今から二十年前、中国・西安のホテルに壁画第一作「二都花宴図」を描いて以来、
この襖絵が、田村能里子の壁画・襖絵の五十作目に当たるという。
一年半余、都内の窓なしのスタジオにこもって描きあげたそうだが、
何か大きなものに背中を押されながらの画業のように思えてならない。
痛快、旺盛な腕力である。名古屋・京都を巡回する。
■日本経済新聞2008年9月22日掲載
田村能里子展を皇后さまが鑑賞
皇后さまは二十二日午前、日本橋高島屋(東京・中央)で開催中の大本山天龍寺塔頭(たっちゅう)
宝厳院本堂再建襖(ふすま)絵完成記念「田村能里子展」(日本経済新聞社主催)を鑑賞された。
同展は京都・嵐山にある天龍寺の塔頭寺院「宝厳院」の本堂再建にあたり、、大型客船「飛鳥」の壁画などで
知られる洋画家の田村氏が描いた襖絵全五十八面を展示。
皇后さまは約三十分間、時の移ろいをモチーフに独特の赤色を使った全長六十メートルの大作を、
熱心に見て回られた。
■日本経済新聞 2008年9月20日掲載
アートシーンライフ
田村能里子展
◆禅宗寺院、生き生き彩る
京都・嵐山にある本山天龍寺の塔頭寺院「宝厳院」が本堂を再建するにあたり 洋画家・田村能里子氏が手掛けた襖絵
『風河燦燦 三三自在』を初公開する 展覧会「田村能里子展」が日本橋高島屋で開催中だ。
女流洋画家が禅宗寺院の襖絵を任されるのは初めてのことといわれるが、 田村氏の壁画第一作である
中国・西安にある唐華賓館の「二都花宴図」 (にとかえんず)を見た宝厳院住職が熱望して、実現した。

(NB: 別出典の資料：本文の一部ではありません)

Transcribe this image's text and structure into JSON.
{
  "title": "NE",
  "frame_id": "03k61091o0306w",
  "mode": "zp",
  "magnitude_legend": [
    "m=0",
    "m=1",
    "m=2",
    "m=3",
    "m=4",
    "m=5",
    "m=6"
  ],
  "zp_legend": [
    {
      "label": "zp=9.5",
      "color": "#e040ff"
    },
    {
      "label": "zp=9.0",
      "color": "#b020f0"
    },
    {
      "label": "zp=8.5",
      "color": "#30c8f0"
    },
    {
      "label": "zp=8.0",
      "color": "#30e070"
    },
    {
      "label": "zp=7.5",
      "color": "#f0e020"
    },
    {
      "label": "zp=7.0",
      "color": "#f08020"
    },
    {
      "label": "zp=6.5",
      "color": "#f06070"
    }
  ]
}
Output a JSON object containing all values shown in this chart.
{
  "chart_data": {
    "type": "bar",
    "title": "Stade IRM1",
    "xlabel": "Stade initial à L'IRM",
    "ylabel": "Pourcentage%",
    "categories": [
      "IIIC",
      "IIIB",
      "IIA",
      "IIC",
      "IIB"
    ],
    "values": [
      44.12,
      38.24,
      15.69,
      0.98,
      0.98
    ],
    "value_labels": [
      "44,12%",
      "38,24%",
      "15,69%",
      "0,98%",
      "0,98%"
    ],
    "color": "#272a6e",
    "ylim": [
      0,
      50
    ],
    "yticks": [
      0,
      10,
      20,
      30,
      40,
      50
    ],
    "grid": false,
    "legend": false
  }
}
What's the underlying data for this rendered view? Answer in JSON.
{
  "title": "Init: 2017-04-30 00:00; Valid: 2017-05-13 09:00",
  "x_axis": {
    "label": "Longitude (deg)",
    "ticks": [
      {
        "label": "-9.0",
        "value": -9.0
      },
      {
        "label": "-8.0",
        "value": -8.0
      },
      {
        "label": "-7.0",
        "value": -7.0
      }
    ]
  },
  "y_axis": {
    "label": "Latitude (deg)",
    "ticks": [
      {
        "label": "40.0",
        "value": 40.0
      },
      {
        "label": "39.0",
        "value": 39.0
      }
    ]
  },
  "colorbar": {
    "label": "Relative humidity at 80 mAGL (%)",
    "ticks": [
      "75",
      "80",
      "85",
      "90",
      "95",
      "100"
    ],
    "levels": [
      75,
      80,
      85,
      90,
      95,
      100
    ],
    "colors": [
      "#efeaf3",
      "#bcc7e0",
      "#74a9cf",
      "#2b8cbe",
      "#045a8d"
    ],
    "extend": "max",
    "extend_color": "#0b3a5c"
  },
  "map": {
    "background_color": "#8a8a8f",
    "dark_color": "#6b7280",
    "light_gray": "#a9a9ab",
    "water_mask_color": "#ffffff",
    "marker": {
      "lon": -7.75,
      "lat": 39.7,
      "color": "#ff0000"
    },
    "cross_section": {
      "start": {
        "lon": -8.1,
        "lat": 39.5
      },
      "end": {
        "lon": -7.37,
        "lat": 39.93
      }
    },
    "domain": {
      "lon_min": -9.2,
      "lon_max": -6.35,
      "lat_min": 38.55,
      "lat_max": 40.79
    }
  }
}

「生きた仏」を描いてほしいと言う住職の願い通り、三十三体の人が 生き生きと描かれている。
本展では襖絵五十八面を会場内に再現して展示。 奉納後は襖絵の全貌を見ることができなくなるため、
今回の展覧会は大変貴重な機会となる。 襖絵に至る素描、油彩が代表作品もあわせて紹介する。